When we bought the house, the upstairs was one large area, with a rough concrete floor, windows hanging off their hinges at the front and a metal reja in a single unglazed window at the back. Daylight could clearly be seen through huge cracks in the walls, and house martins had obviously been nesting under the roof beams for years. We now have three bedrooms and two bathrooms up there, the beams have been treated and stained, and the ceilings have been plastered in a rustic fashion and painted white.

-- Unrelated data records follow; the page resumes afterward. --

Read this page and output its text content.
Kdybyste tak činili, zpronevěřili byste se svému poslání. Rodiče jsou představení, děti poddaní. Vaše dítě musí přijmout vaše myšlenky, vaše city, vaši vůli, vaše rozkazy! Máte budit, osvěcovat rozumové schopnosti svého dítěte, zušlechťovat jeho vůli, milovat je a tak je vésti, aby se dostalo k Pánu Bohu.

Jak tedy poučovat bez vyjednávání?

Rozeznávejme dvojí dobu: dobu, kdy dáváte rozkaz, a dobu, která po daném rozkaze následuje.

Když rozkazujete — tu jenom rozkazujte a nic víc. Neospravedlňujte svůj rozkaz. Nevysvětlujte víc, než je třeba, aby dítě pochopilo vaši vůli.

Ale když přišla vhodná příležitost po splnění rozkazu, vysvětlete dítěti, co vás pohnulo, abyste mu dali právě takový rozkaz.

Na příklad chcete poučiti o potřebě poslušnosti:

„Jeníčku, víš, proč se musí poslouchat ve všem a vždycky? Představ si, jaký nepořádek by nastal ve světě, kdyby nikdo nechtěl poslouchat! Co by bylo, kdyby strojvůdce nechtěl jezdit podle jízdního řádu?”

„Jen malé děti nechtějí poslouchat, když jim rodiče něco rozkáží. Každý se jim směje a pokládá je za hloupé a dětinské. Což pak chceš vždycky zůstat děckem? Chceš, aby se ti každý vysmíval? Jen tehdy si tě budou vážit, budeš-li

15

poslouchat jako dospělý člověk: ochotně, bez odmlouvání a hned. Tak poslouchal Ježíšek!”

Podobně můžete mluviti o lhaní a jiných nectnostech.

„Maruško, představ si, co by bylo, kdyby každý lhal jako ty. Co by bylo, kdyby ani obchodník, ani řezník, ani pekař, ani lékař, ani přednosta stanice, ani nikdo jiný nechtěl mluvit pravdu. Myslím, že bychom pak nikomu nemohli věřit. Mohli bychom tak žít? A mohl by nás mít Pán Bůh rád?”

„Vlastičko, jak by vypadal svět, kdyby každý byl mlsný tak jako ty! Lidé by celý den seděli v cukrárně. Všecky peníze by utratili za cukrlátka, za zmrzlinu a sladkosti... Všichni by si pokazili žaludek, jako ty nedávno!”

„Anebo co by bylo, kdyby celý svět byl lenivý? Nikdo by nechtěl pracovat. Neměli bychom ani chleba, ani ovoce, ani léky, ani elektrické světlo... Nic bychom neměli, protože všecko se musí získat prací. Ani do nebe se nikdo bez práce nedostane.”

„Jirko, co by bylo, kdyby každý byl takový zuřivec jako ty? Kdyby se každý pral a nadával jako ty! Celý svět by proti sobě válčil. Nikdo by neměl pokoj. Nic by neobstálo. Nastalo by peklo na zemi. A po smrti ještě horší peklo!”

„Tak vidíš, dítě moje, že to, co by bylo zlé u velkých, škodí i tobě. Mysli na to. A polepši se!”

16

He gazed about, taking in the sunny yellow walls and pretty blue windows in our bedroom. Aiee aiee. I built this first floor and did all the roof myself. We went into the back bedroom with the tiny fireplace. My wife had her kitchen here. I could not imagine how the shell we had first seen would accommodate any sort of kitchen, but reminded myself that this would have been a poor Andalucian farmhouse in Fanco’s Spain. Not only would he and his wife have lived here, but children would have played outside, perhaps making dens in the olive grove down by the acequia at the bottom of the land. I hoped he felt that these foreign newcomers had restored the place sympathetically, and that he could sense my appreciation of his handiwork.

I accompanied him back to the front door. He pointed across the valley to a group of houses. My son lives in that house there. I was not sure which house he was pointing to, but told him he was very welcome to come by any time he is visiting his son. I do not know whether he will come again, or what he thought of the changes here, but I was so glad that he had come to see us. Having heard a little of the history of the place makes me feel more connected to its past, and gives me an even greater sense of having found my true home here.

“I’m eighty-four,” he announced proudly, a propos of nothing. (Yes, they do that here as well.) “My name is Baltazar. One of the three wise men, you know. I am delighted to have met you.”

Igualmente encantada,” I told him, “Me too!”